Task unhandled exceptions
You're describing the behavior as it was in .NET 4, but it will be difficult for you to force the garbage collection and actually observe that behavior. The following quote from Stephen Toub's excelent write-up on the subject should make it even more clear:
Tasks keep track of whether an unhandled exception has been “observed.” In this context, “observed” means that code has joined with the Task in some fashion in order to at least be made aware of the exception. This could be calling Wait/WaitAll on the Task. It could be checking the Task’s Exception property after the Task has completed. Or it could be using a Task’s Result property. If a Task sees that its exception has been observed in some manner, life is good. If, however, all references to a Task are removed (making the Task available for garbage collection), and if its exception hasn’t yet been observed, the Task knows that its exception will never be observed. In such a case, the Task takes advantage of finalization, and uses a helper object to propagate the unhandled exception on the finalizer thread. With the behavior described earlier, that exception on the finalizer thread will go unhandled and invoke the default unhandled exception logic, which is to log the issue and crash the process.

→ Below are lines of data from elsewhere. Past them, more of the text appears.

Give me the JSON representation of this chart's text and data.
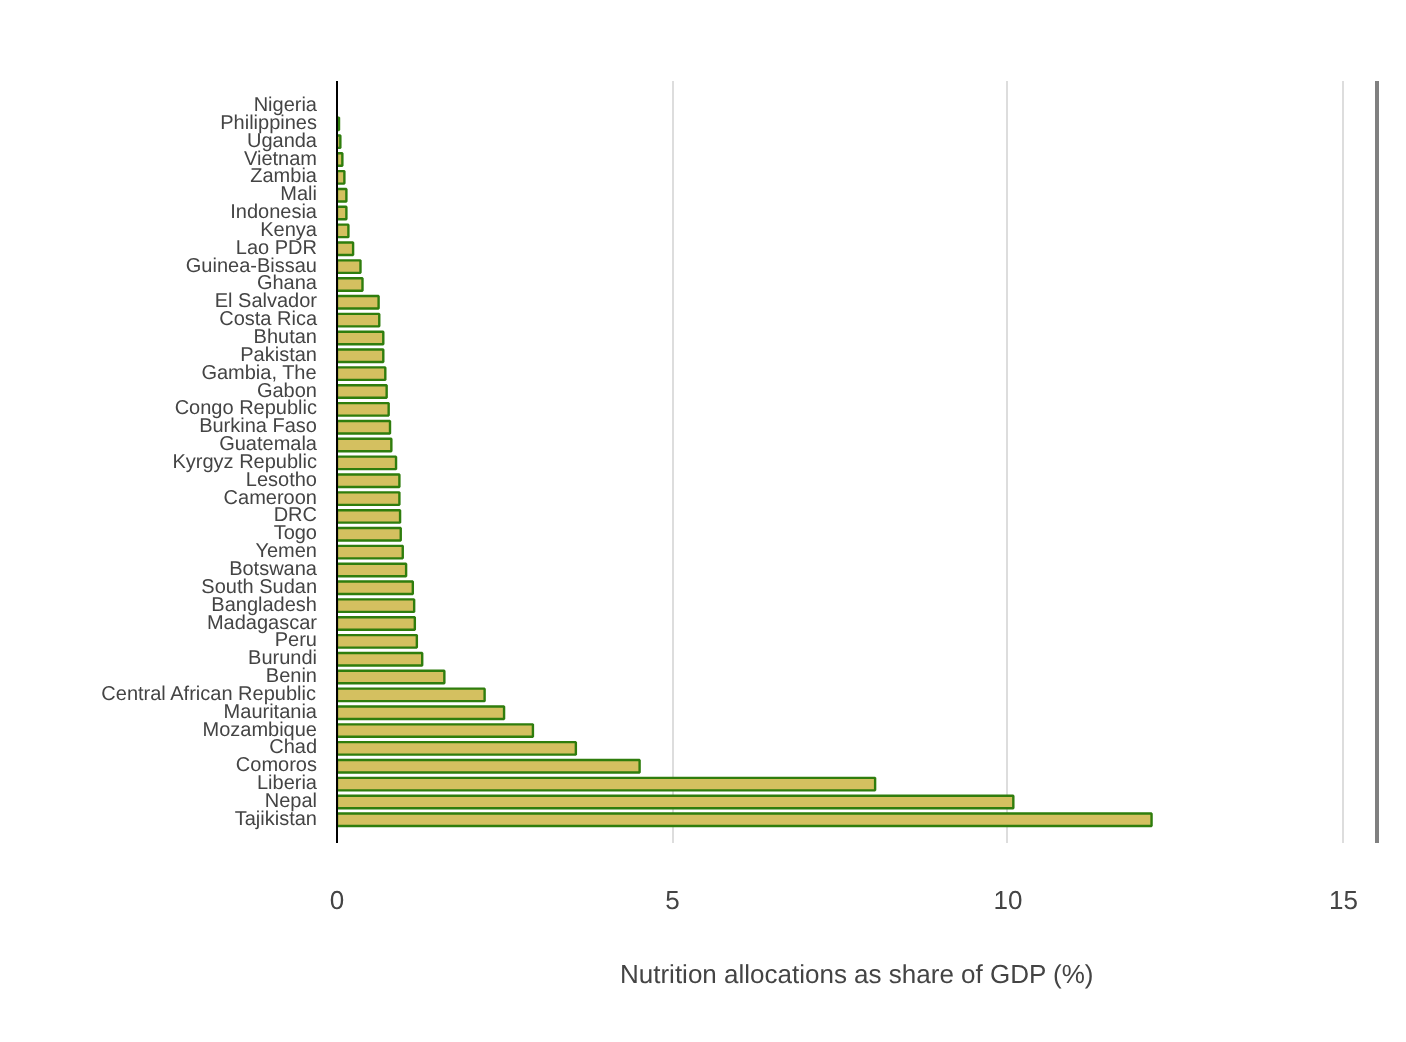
{
  "chart_data": {
    "type": "bar",
    "orientation": "horizontal",
    "xlabel": "Nutrition allocations as share of GDP (%)",
    "categories": [
      "Nigeria",
      "Philippines",
      "Uganda",
      "Vietnam",
      "Zambia",
      "Mali",
      "Indonesia",
      "Kenya",
      "Lao PDR",
      "Guinea-Bissau",
      "Ghana",
      "El Salvador",
      "Costa Rica",
      "Bhutan",
      "Pakistan",
      "Gambia, The",
      "Gabon",
      "Congo Republic",
      "Burkina Faso",
      "Guatemala",
      "Kyrgyz Republic",
      "Lesotho",
      "Cameroon",
      "DRC",
      "Togo",
      "Yemen",
      "Botswana",
      "South Sudan",
      "Bangladesh",
      "Madagascar",
      "Peru",
      "Burundi",
      "Benin",
      "Central African Republic",
      "Mauritania",
      "Mozambique",
      "Chad",
      "Comoros",
      "Liberia",
      "Nepal",
      "Tajikistan"
    ],
    "values": [
      null,
      0.03,
      0.05,
      0.08,
      0.11,
      0.14,
      0.14,
      0.17,
      0.24,
      0.35,
      0.38,
      0.62,
      0.63,
      0.69,
      0.69,
      0.72,
      0.74,
      0.77,
      0.79,
      0.81,
      0.88,
      0.93,
      0.93,
      0.94,
      0.95,
      0.98,
      1.03,
      1.13,
      1.15,
      1.16,
      1.19,
      1.27,
      1.6,
      2.2,
      2.49,
      2.92,
      3.56,
      4.51,
      8.02,
      10.08,
      12.14
    ],
    "color": "#d4c060",
    "xlim": [
      0,
      15.5
    ],
    "xticks": [
      0,
      5,
      10,
      15
    ],
    "grid": "x"
  }
}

He also suggested two useful extension methods for handling exceptions in "fire-and-forget" tasks: one ignoring the exception and the other one immediately crashing the process:
public static Task IgnoreExceptions(this Task task)
{
task.ContinueWith(c => { var ignored = c.Exception; },
TaskContinuationOptions.OnlyOnFaulted |
TaskContinuationOptions.ExecuteSynchronously |
TaskContinuationOptions.DetachedFromParent);
return task;
}
public static Task FailFastOnException(this Task task)
{
task.ContinueWith(c => Environment.FailFast(“Task faulted”, c.Exception),
TaskContinuationOptions.OnlyOnFaulted |
TaskContinuationOptions.ExecuteSynchronously |
TaskContinuationOptions.DetachedFromParent);
return task;
}
In .NET 4.5 the default behavior has changed. Again, a quote from another Stephen Toub's post on the subject (thanks to mike z for bringing it to my attention in the comments):
To make it easier for developers to write asynchronous code based on Tasks, .NET 4.5 changes the default exception behavior for unobserved exceptions. While unobserved exceptions will still cause the UnobservedTaskException event to be raised (not doing so would be a breaking change), the process will not crash by default. Rather, the exception will end up getting eaten after the event is raised, regardless of whether an event handler observes the exception. This behavior can be configured, though.
Please note the code above is not quite correct. You must return the pointer to the task.ContinueWith
, not the passed-in task:
public static Task IgnoreExceptions(this Task task)
{
var t = task.ContinueWith(c => { var ignored = c.Exception; },
TaskContinuationOptions.OnlyOnFaulted |
TaskContinuationOptions.ExecuteSynchronously);
return t;
}
EDIT:
This is challenging because it depends on how you chain your calls together. For example, the following call doesn't work the way I would expect:
public Task MyServiceCall()
{
return Task.Run(() => DoSomething()).IgnoreExceptions();
}
This method does indeed throw exceptions because the the accepted answer returns the initial task (not the one which observes the exception). This could be problematic with other calls, such as .Wait
, .WhenAll
etc. One might think that the task will never throw, but it can.
However, my suggested change would break the following:
public void SomeMethod()
{
var myTask = new Task(() => ...);
myTask.IgnoreExceptions().Start();
}
Internally we've decided to obsolete this extension method as it's too confusing!